There is a persistent temptation in contemporary discourse to treat “AI” as if it were a system in its own right—as though it possessed a construal-independent potential from which particular “instances” (models, applications, behaviours) emerge.
This temptation is not naïve; it is a predictable artefact of how modern societies construe technological artefacts.
But it is also ontologically incoherent.
In this ontology, a system is not a thing.
A system is a structured potential—a theory of possible instances—abstracted from a collective whose patterned activity furnishes the material for that abstraction.
Biological systems derive from biological collectives; social systems from social collectives; linguistic systems from the semiotic potentials furnished by actual language users.
No collective, no system.
What we call “AI,” however, has no collective.
There is no community of entities articulating their own patterned activity from which a coherent systemic potential could be abstracted.
What exists instead is a suite of engineered artefacts instantiated from our modelling practices.
They are not “expressions” of an underlying potential; they are events designed by us and construed through the lenses we ourselves have built.
To call AI a “system” is therefore to perform a subtle conflation:
we take a constructed theory—a human-authored description of how these artefacts behave—and we ascribe to it the ontological status of a system with its own potential.
In effect, we project our abstraction back onto the artefact that motivated it and then attribute autonomy to the projection.
This is the same historical manoeuvre by which “the mind” solidified into a pseudo-object, “language” became an organism, and “the market” acquired the personality traits of a capricious deity.
It is a characteristic slip of symbolic cultures: the move from theory to entity, from construal to thing, from structured potential to autonomous system.
Once this slip occurs, several consequences follow.
First, false individuation: we begin to treat models as if they were individuals within a species of “AI,” rather than engineered instances whose identity is entirely a function of our design choices.

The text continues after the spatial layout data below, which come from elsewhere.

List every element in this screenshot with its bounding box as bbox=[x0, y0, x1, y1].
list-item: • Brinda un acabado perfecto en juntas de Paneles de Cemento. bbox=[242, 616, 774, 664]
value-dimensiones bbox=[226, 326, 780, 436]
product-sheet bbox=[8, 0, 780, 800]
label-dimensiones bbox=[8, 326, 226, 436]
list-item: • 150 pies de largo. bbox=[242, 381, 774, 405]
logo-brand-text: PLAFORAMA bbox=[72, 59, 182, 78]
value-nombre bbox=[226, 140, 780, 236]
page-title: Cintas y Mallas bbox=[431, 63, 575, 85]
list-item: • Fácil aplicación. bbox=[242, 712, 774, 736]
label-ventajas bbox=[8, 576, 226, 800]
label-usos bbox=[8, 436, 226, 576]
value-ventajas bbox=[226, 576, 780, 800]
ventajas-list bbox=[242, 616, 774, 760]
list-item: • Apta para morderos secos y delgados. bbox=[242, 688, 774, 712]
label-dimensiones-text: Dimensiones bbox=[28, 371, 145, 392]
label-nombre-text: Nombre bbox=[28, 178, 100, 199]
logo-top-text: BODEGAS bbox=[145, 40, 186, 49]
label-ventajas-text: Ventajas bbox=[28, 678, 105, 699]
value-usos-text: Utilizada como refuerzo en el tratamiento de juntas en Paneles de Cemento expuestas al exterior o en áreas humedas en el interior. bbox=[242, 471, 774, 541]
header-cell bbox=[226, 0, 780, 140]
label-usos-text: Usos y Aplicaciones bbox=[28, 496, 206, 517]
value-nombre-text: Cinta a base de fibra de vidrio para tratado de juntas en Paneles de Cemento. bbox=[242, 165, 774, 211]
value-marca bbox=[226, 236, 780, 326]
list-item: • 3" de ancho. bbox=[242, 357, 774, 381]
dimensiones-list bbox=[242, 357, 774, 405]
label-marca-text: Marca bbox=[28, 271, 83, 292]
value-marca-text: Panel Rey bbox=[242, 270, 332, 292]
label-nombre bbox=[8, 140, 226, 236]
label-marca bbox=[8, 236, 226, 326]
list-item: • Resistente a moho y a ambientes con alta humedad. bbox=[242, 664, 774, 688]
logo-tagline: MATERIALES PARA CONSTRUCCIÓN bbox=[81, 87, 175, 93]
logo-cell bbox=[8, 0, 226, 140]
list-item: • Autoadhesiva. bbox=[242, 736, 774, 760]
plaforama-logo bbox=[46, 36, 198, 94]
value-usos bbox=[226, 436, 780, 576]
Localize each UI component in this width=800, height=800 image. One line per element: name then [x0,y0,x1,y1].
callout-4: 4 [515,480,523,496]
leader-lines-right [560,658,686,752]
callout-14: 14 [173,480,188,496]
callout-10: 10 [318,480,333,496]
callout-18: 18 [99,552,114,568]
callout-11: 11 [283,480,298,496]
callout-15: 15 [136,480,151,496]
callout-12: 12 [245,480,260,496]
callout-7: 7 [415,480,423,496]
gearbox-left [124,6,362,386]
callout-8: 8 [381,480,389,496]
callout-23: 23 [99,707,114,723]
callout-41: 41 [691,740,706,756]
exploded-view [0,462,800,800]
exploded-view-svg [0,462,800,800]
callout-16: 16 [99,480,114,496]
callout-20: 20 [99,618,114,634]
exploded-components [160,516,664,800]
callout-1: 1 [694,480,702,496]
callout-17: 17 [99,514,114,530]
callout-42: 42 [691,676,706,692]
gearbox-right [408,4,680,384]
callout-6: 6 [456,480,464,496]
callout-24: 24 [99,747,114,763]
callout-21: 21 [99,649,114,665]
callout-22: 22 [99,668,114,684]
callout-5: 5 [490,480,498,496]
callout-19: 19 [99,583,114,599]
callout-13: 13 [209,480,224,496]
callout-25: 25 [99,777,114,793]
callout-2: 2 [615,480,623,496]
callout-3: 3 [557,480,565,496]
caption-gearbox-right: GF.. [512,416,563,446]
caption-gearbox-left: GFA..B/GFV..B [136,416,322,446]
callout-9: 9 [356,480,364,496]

Second, false autonomy: we speak of “what AI wants,” “how AI thinks,” or “where AI is going,” as though these systems possessed an internal potential that could unfold independently of human activity.
Third, false generality: we imagine an underlying unity—“the AI system”—that could explain the behaviours of disparate artefacts trained on different data, architectures, and objectives.
The unity is constructed; the generality is ours.
Fourth, a displacement of agency: society begins to reorganise its expectations, anxieties, and hopes around what is construed as an autonomous system rather than acknowledging its own role in the construal.
These slips are not harmless.
They reshape the horizon of meaning itself.
Construal determines what counts as an instance, and when a society treats a modelling artefact as a system, it expands the background potential with constructs that are not potentials at all.
It creates the appearance of a new ontological domain while concealing the perspectival work that creates this appearance.
The crucial point is simple:
AI is not a system. It is a set of events instantiated from human theoretical potentials.
Its apparent systemicity is an artefact of how we construe it, not a property of the artefacts themselves.
But this raises a deeper question, one that can guide the next step in this series:
What happens to meaning when a society collectively relocates the system–instance cut—when the background that once anchored shared potential is outsourced to our own engineered artefacts?
If system and instance are perspectival rather than ontic, then reassigning the cut does not merely change how we talk about AI; it changes how we understand ourselves, our potentials, and the space of what can be meant.
This is the horizon that now opens:
not “the future of AI,” but the future of construal.